Diagnostic Fecal Occult Blood Testing in Hospitalized and Emergency Department Patients: Time for Change?

Jennifer A. Cuthbert, MD; Ibrahim A. Hashim, PhD


Lab Med. 2018;49(4):385-392. 

In This Article

Abstract and Introduction


Objective: To examine the use of fecal occult blood testing in inpatients and in those presenting to the emergency department.

Methods: We retrieved all fecal occult blood tests (FOBTs) conducted over a 3 year period, gastrointestinal endoscopic studies, and diagnoses of digestive-tract malignant neoplasms. Scheduling reasons and procedure results for all gastrointestinal endoscopies scheduled within 30 days after the FOBT result became available were recorded.

Results: A total of 5028 FOBTs were obtained during the 3-year period. Half of the diagnostic endoscopic procedures (n = 957) completed within 30 days of FOBT followed a negative test result. The few reasons for scheduling endoscopic procedures included a positive FOBT result. During follow-up, 17 new diagnoses of digestive-tract malignant neoplasms were made, and 8 of 17 patients had 1 or more positive FOBT result.

Conclusions: The results of FOBTs, by themselves, are rarely used for patient management. Eliminating the routine diagnostic use of FOBTs in those settings would not compromise patient care.


Although the usefulness of fecal occult blood tests (FOBTs) is occasionally questioned, they continue to be widely used in a number of settings, including as part of the physical examination during inpatient stay and at hospital admission.[1,2] Although some guidelines[3] support their use in colorectal carcinoma (CRC) screening, limited knowledge is available on their usefulness in areas other than CRC, such as investigation of gastrointestinal bleeds of additional etiologies (eg, after operations, iron deficiency anemia, peptic ulcer, and inflammatory bowel disease [IBD]).

FOBT assays are designed to detect hemoglobin molecules in fecal specimens as an indication of gastrointestinal (GI) bleeding that can be due to various pathologies, including GI inflammation[1,4] and CRC.[5] Guaiac-based FOBTs use the peroxidase-like activity of the heme molecule in hemoglobin, in the presence of hydrogen peroxide, to catalyze the oxidation of alpha-guaiaconic acid to a blue-colored quinone compound. An upper GI bleed is only detected by heme-based assays. Newer, more sensitive, and more specific antibody-based assays, such as fecal immunochemical testing (FIT), do not detect upper GI bleeds because the antigen (hemoglobin) will be digested and epitopes lost during GI passage.

The role of 3 sequential FOBTs in screening for CRC is well documented,[6–9] and multisociety guidelines for early detection of CRC include their use.[10] Two specimens are adequate for CRC screening with the newer, more sensitive FIT. However, there is little evidence for the appropriate use of single guaiac-based FOBTs among hospitalized patients.
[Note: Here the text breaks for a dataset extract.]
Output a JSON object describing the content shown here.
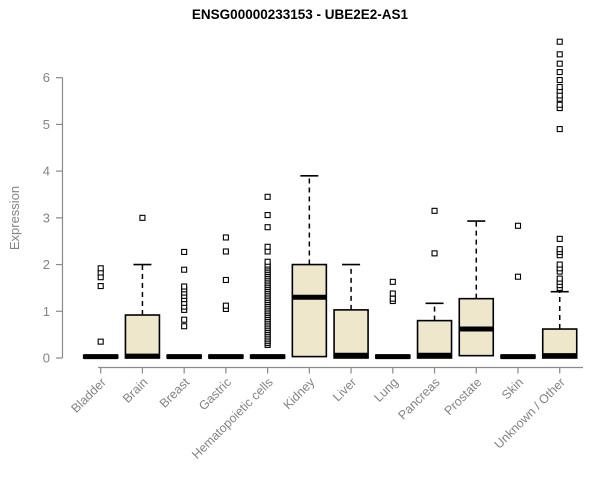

In the era of evidence-based medicine, continued usage of guaiac-based FOBTs must be assessed in terms of outcomes. Ideally, test results should affect patient management. In the case of a positive FOBT result, standard texts recommend that a clinical assessment and a GI investigation, such as endoscopy, should follow. The selection of esophagogastroduodenoscopy (EGD) to examine the uppermost third of the GI tract vs colonoscopy to examine the lowermost third of the GI tract vs both procedures usually is dependent on other findings in the patient history and physical examination. This study examines patient management (endoscopic studies) after obtaining guaiac-based FOBTs during hospitalization or in the emergency department (ED).